The Watsons Go to Birmingham—1963
by Christopher Paul Curtis
Analysis: Plot Analysis
Most good stories start with a fundamental list of ingredients: the initial situation, conflict, complication, climax, suspense, denouement, and conclusion. Great writers sometimes shake up the recipe and add some spice.
Exposition (Initial Situation)
The Weird Watsons
Kenny and his family live in Flint, Michigan. They're known as the Weird Watsons because they always manage to get themselves into crazy situations like Byron freezing his lips to the car. Pretty weird, indeed. We get the vital stats on each character: Dad is a jokester, Momma is from the South, Joey is super sensitive, Kenny is a nice kid, and Byron is a juvenile delinquent.

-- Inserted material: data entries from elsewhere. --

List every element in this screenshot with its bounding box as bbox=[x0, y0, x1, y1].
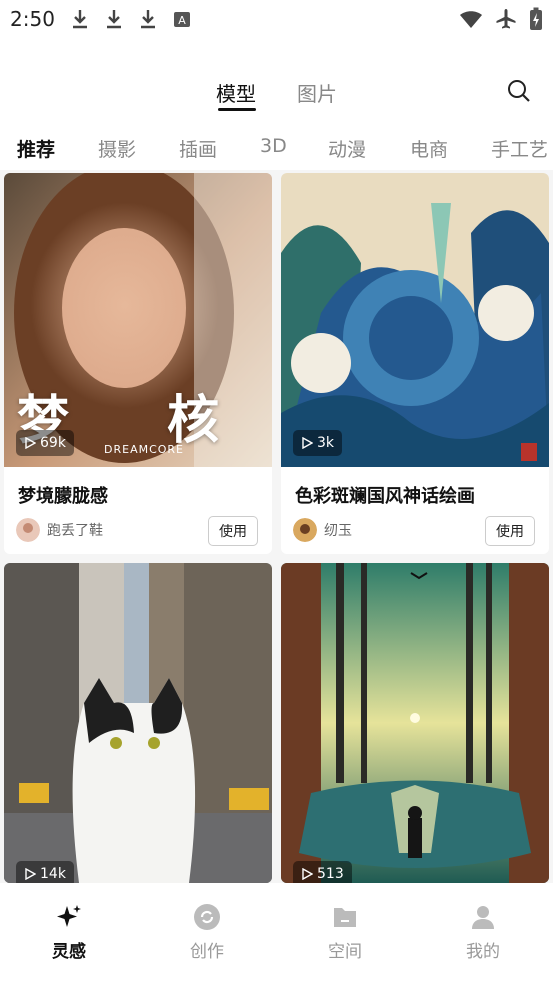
bottom-nav: 灵感 创作 空间 我的 bbox=[0, 883, 553, 983]
category-illustration[interactable]: 插画 bbox=[179, 135, 217, 162]
tab-images[interactable]: 图片 bbox=[297, 78, 337, 107]
model-card[interactable]: 3k 色彩斑斓国风神话绘画 纫玉 使用 bbox=[281, 173, 549, 554]
play-count-badge: 14k bbox=[16, 861, 74, 883]
svg-text:A: A bbox=[178, 14, 186, 27]
nav-label: 我的 bbox=[466, 942, 500, 962]
category-ecommerce[interactable]: 电商 bbox=[410, 135, 448, 162]
translate-icon: A bbox=[174, 12, 190, 27]
category-bar: 推荐 摄影 插画 3D 动漫 电商 手工艺 bbox=[0, 124, 553, 170]
category-recommended[interactable]: 推荐 bbox=[17, 135, 55, 162]
airplane-icon bbox=[496, 9, 516, 29]
author-row[interactable]: 跑丢了鞋 bbox=[16, 518, 103, 542]
status-time: 2:50 bbox=[10, 7, 55, 31]
model-card[interactable]: 513 bbox=[281, 563, 549, 883]
nav-create[interactable]: 创作 bbox=[162, 903, 252, 962]
tab-active-indicator bbox=[218, 108, 256, 111]
play-count: 14k bbox=[40, 866, 66, 882]
wifi-icon bbox=[460, 11, 482, 28]
header: 模型 图片 bbox=[0, 40, 553, 124]
nav-label: 创作 bbox=[190, 942, 224, 962]
avatar bbox=[16, 518, 40, 542]
model-thumbnail[interactable] bbox=[281, 173, 549, 467]
play-count-badge: 3k bbox=[293, 430, 343, 456]
download-icon bbox=[141, 10, 155, 29]
nav-label: 空间 bbox=[328, 942, 362, 962]
play-icon bbox=[25, 868, 36, 880]
avatar bbox=[293, 518, 317, 542]
sparkle-icon bbox=[57, 905, 81, 927]
play-icon bbox=[302, 868, 313, 880]
model-thumbnail[interactable] bbox=[4, 563, 272, 883]
status-bar: 2:50 A bbox=[0, 0, 553, 40]
play-icon bbox=[302, 437, 313, 449]
play-count: 513 bbox=[317, 866, 344, 882]
profile-icon bbox=[472, 906, 494, 929]
model-feed[interactable]: 梦 核 DREAMCORE 69k 梦境朦胧感 跑丢了鞋 使用 3k 色彩斑斓国… bbox=[0, 170, 553, 883]
model-card[interactable]: 14k bbox=[4, 563, 272, 883]
card-title: 色彩斑斓国风神话绘画 bbox=[295, 486, 475, 507]
nav-inspiration[interactable]: 灵感 bbox=[24, 903, 114, 962]
model-thumbnail[interactable] bbox=[281, 563, 549, 883]
download-icon bbox=[73, 10, 87, 29]
model-card[interactable]: 梦 核 DREAMCORE 69k 梦境朦胧感 跑丢了鞋 使用 bbox=[4, 173, 272, 554]
author-name: 跑丢了鞋 bbox=[47, 523, 103, 539]
play-icon bbox=[25, 437, 36, 449]
author-row[interactable]: 纫玉 bbox=[293, 518, 352, 542]
nav-profile[interactable]: 我的 bbox=[438, 903, 528, 962]
notification-icons: A bbox=[70, 8, 192, 30]
thumbnail-overlay-subtitle: DREAMCORE bbox=[104, 443, 185, 456]
category-photography[interactable]: 摄影 bbox=[98, 135, 136, 162]
battery-icon bbox=[530, 7, 542, 30]
play-count-badge: 69k bbox=[16, 430, 74, 456]
search-icon[interactable] bbox=[506, 78, 532, 104]
play-count: 3k bbox=[317, 435, 335, 451]
use-button[interactable]: 使用 bbox=[485, 516, 535, 546]
card-title: 梦境朦胧感 bbox=[18, 486, 108, 507]
create-icon bbox=[194, 904, 220, 930]
tab-models[interactable]: 模型 bbox=[216, 78, 256, 107]
category-3d[interactable]: 3D bbox=[260, 135, 287, 157]
nav-space[interactable]: 空间 bbox=[300, 903, 390, 962]
system-icons bbox=[459, 7, 543, 31]
author-name: 纫玉 bbox=[324, 523, 352, 539]
category-handicraft[interactable]: 手工艺 bbox=[491, 135, 548, 162]
download-icon bbox=[107, 10, 121, 29]
use-button[interactable]: 使用 bbox=[208, 516, 258, 546]
play-count-badge: 513 bbox=[293, 861, 352, 883]
play-count: 69k bbox=[40, 435, 66, 451]
category-anime[interactable]: 动漫 bbox=[328, 135, 366, 162]
nav-label: 灵感 bbox=[52, 942, 86, 962]
folder-icon bbox=[334, 908, 356, 927]
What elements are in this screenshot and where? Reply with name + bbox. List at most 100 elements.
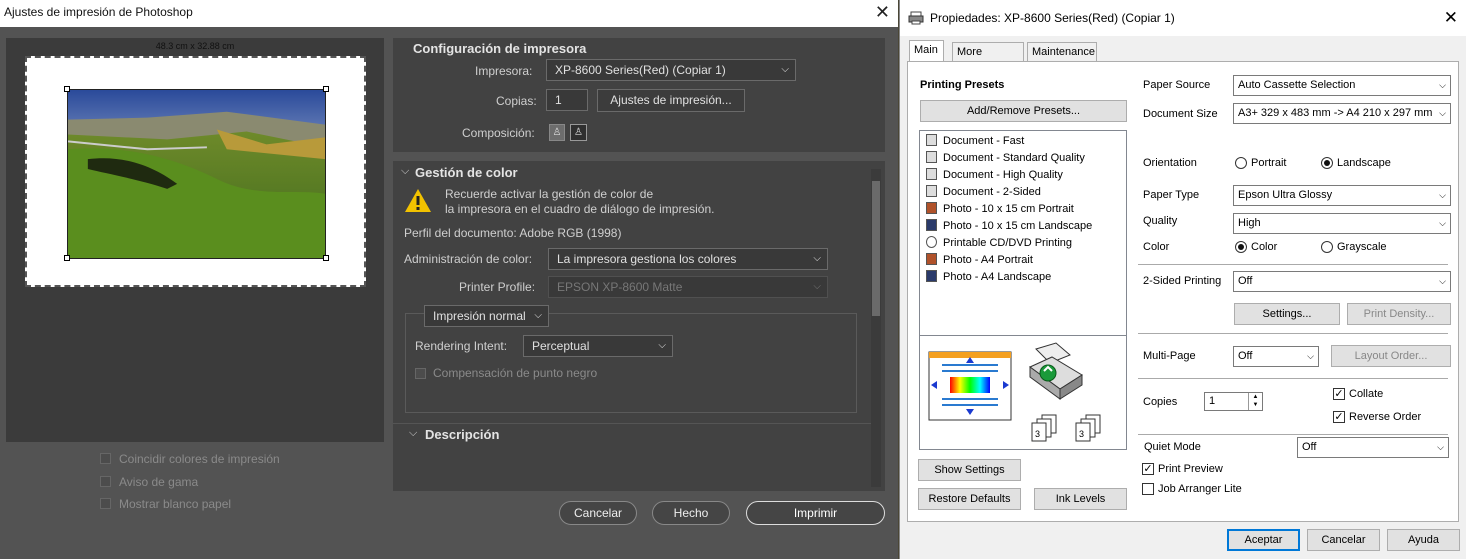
printer-profile-label: Printer Profile: — [459, 280, 536, 294]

Rising Action (Conflict, Complication)
The Last Straw
Watsons isn't exactly one continuous chain of events; instead, each chapter tells a different story of the Weird Watsons. Most of the chapters have something to do with Byron getting into trouble and how this affects his relationship with Kenny. Byron gets himself in deeper and deeper trouble until finally he uses chemicals to straighten his hair, which is the last straw with Momma and Dad. This is when they decide to take him to Birmingham for the summer to straighten him out.
Climax (Crisis, Turning Point)
The bombing itself is pretty climactic, but in terms of the story, the climax comes when Kenny goes into the church after the bombing. He finds a shoe that looks just like hers and thinks that the Wool Pooh has her, so he runs back home scared. This is the moment when Kenny changes—from then on, he won't be the same kid. He's got some growing up to do.
Back in Flint, everyone is pretty shaken up by what happened at the church, but Kenny is having the toughest time. He spends a lot of time hiding out behind the couch and he won't really talk to anyone until Byron figures out where he's been hiding. Byron starts checking up on Kenny and tries to get him to come out occasionally. One day, Byron makes Kenny come to the bathroom to see his first chin hair, and when Kenny sees himself in the mirror, he finally breaks down and cries about everything that happened. He tells Byron that he's ashamed of himself for not trying to fight the Wool Pooh to get Joey back.
It'll Be Okay
Kenny has kind of a revelation right there in the bathroom with Byron. He realizes that there isn't magic fairies-type magic, but there is magic in the love a family has for each other—and maybe some of that magic is what saved Joey after all. Once Kenny starts thinking about all that love, he starts to believe that he'll be okay, even though sometimes terrible things happen. Quite an outlook.